Par ses déclarations au-dessus de l’Atlantique, le pape vient donc confirmer publiquement que les négociations existent et que les pourparlers progressent. Faute d’éléments concrets supplémentaires, on peut seulement constater qu’en août dernier, une ordination épiscopale a eu lieu en Chine populaire et que celle-ci, en la personne de Mgr Zhang Yinlin pour le diocèse d’Anyang (province du Henan), a concerné un candidat à l’épiscopat approuvé par Pékin et accepté par Rome.

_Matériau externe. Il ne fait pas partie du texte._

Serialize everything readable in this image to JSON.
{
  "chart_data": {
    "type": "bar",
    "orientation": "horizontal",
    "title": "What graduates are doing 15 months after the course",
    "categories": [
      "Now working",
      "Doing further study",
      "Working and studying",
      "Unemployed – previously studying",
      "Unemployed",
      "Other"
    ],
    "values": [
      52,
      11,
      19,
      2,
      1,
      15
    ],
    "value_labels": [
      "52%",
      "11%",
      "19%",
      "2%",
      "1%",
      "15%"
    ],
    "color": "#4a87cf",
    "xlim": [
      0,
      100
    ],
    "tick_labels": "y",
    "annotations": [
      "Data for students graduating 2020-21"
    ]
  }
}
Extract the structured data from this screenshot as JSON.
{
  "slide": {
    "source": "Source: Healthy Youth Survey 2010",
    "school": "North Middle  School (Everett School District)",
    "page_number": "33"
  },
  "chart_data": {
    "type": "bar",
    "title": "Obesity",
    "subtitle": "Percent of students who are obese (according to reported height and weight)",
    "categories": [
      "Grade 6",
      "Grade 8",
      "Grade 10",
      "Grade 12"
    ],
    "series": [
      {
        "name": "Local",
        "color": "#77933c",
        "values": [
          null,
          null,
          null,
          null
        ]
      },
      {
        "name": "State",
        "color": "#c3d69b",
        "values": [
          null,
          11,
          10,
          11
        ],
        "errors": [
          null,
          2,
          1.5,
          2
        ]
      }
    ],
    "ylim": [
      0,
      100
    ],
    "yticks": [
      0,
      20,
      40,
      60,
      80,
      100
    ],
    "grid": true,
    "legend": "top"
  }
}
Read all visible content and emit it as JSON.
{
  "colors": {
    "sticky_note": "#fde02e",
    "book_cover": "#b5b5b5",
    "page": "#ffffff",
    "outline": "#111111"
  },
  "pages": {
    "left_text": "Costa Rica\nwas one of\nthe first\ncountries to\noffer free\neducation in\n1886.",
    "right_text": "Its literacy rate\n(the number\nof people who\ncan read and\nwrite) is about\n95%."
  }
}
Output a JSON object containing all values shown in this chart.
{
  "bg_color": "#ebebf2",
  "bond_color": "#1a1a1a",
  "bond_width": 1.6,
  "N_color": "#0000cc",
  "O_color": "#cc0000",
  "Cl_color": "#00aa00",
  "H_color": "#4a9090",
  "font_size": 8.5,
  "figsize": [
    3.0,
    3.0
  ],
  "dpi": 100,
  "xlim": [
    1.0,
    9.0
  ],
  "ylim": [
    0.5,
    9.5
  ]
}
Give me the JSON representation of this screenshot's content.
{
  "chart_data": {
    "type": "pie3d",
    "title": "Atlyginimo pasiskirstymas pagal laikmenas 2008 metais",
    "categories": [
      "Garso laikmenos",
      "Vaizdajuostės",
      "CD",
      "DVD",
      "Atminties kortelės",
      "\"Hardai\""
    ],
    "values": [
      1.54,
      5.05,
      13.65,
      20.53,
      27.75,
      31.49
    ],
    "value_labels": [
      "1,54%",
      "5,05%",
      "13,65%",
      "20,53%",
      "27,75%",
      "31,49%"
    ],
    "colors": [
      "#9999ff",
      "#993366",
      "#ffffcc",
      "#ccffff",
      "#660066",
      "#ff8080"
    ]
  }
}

C’était la première ordination depuis trois ans, la première depuis que le cardinal Bergoglio a été élu pape en mars 2013 et la première depuis que la reprise, en juin 2014, des négociations entre Rome et Pékin.

Mais, du côté chinois, Pékin ne semble pas préparer de réforme de sa politique religieuse. Ce 22 septembre, le Front uni (1) a publié un document de 46 articles, dont quelques-uns ont trait aux religions. Il y est précisé que ce document a été approuvé le 30 avril dernier par le Comité permanent du Bureau politique du Parti – les sept dirigeants qui contrôle le pays – et qu’il est entré en application le 18 mai. Le fond doctrinal sous-jacent à ce document est de facture très classique : les religions n’ont de droit de cité en Chine que si elles font preuve de leur « utilité sociale » et dans la mesure où elles contribuent au « travail d’unification nationale » ; il est aussi rappeler que les religions doivent « garder fermement le principe de sinisation », ce qui implique de « prévenir » toute implication étrangère dans les activités religieuses des Chinois.

Quant à une éventuelle nouveauté que la présidence Xi Jinping pourrait introduire en matière de politique religieuse, il faudra attendre. Selon l’agence Ucanews, Xi Jinping doit présider le mois prochain une réunion à haut niveau du Parti consacrée aux affaires religieuses. Ce serait la première réunion de ce type à être présidée par Xi Jinping depuis son accession aux plus hautes fonctions. Des orientations qui y seront prises dépendra peut-être la teneur de la prochaine rencontre entre les négociateurs chinois et du Saint-Siège, laquelle est attendue vers la fin de cette année.